DEM Parti İstanbul Milletvekili Özgül Saki de Aile ve Sosyal Hizmetler Bakanlığı'nın bütçesine ilişkin söz alarak, "Kadınları biliyor ki bu ülkede kadının bedeni, emeği, kimliği üzerinde baskı, sömürü, yok sayma politikaları hiç bitmiyor. Bu bakanlığın da kadınların bedeni, emeği, kimliği üzerindeki baskılara son verme sorumluluğu, aynı zamanda kadınların eşit, özgürce toplumsal yaşama katılmasını kolaylaştırıcı politikalar olması lazım" dedi. 

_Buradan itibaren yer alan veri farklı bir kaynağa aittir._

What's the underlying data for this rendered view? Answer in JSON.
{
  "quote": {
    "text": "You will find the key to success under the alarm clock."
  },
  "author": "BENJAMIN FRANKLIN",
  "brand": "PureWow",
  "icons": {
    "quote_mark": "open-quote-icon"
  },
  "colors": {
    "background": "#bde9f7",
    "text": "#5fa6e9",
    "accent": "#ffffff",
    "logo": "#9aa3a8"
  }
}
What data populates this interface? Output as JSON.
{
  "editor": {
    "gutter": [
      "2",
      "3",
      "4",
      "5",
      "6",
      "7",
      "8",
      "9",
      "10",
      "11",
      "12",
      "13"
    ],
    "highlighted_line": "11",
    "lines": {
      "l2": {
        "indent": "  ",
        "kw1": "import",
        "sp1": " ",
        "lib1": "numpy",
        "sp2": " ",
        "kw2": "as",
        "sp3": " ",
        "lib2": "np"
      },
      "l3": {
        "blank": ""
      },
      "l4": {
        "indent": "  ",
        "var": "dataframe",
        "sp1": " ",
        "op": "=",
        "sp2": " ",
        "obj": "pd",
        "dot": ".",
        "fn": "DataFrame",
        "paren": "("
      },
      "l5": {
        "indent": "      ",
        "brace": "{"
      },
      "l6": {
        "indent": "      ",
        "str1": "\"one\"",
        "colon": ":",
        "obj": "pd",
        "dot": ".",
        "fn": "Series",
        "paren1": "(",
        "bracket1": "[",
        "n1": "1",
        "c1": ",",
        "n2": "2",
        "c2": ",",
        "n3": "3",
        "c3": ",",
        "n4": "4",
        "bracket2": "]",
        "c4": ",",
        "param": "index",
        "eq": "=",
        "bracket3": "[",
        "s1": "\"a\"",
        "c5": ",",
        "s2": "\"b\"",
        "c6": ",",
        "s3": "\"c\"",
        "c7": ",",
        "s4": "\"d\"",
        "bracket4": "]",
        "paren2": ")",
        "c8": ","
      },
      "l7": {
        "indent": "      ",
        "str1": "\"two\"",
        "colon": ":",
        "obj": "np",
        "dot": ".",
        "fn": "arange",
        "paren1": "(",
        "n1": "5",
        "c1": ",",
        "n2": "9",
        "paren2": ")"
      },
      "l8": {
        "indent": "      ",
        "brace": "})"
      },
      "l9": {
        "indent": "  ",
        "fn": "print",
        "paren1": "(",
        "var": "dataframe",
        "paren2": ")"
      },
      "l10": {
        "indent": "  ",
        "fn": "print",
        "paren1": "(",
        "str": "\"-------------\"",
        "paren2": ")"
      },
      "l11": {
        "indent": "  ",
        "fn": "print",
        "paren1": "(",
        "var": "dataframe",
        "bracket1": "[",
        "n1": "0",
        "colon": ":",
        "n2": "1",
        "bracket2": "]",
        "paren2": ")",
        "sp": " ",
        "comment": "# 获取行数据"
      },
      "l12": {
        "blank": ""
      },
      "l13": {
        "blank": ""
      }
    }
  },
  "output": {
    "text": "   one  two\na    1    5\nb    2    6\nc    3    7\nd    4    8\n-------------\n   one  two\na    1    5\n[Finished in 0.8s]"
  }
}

Kadınların iş gücüne katılımı hakkında veriler veren Saki, savaş dönemleri başta olmak üzere artan kadına yönelik sistematik şiddetie tepki göstererek şunları söyledi:  

"Kadınlar çok büyük sorunlarla boğuşurken, ucuz emek gücü olarak kullanılırken Aile ve Sosyal Hizmetler Bakanlığı’nın merkezi bütçeden sürekli payı azalıyor. 2022’de yüzde 3.8 olan pay, 2023’te 3.3’e, 2024’te 2.8’e, 2025’te 2.5’e düşmüş. Aile Bakanlığı’nın bütçesi düşerken savaşa ayrılan bütçe yüzde 11. Kadınlar, savaşa karşılar, barış istiyorlar. Çünkü savaş, kadın bedeni üzerinden yürütülüyor. Savaş, kadının emeğine el koymayı meşrulaştırıyor, farklı kimlikteki kadınların öldürülmesine sebep oluyor. Savaş politikaları kadına yönelik şiddeti meşrulaştırıyor. Bosna Savaşı’nda savaş silahı ve stratejisi olarak sistematik tecavüz ve cinsel şiddete maruz bırakılan 50 bin kadın var. 2015, ablukalar, sokağa çıkma yasaklarının olduğu dönemde bir grup feministin de içinde bulunduğu Barış İçin Kadın Girişimi’yle birlikte Cizre ve Sur’da kaldık. Barış noktalarında kadınların üzerinden sürdürülen savaş ortadan kalksın dendi. Orada JÖH ve PÖH’ün kadınlar için duvarlara yazdıkları cinsel şiddet meselelerine gözünüzü kapayamazsınız. Bosna’dakini görüp Kürdistan’dakine gözünüzü kapayamazsınız.

Yeni bir savaş, sömürgecilik ve işgalci politikalar yürütülüyor. Büyük emperyalistlerin arasında küçükemperyalist olmak için Türkiye Cumhuriyeti üstünü başını yırtıyor. BM’nin ‘terör örgütü’ dediği HTŞ ile birlikte Suriye’yi parçalama politikaları uygulanıyor. Esad’ın düşmesinden sonra 320 noktaya hava saldırısının düzenlendiği söyleniyor. Burada kadınların yaşamlarına düşüyor bu bombalar. Ezidi halkına dayatılan ‘74. Ferman’ dedikleri fermanla kadınları köle pazarlarında satan, kadınlara sistematik toplu tecavüz uygulayan IŞİD - El-Kaide ile birlikte siz iş tutuyorsunuz."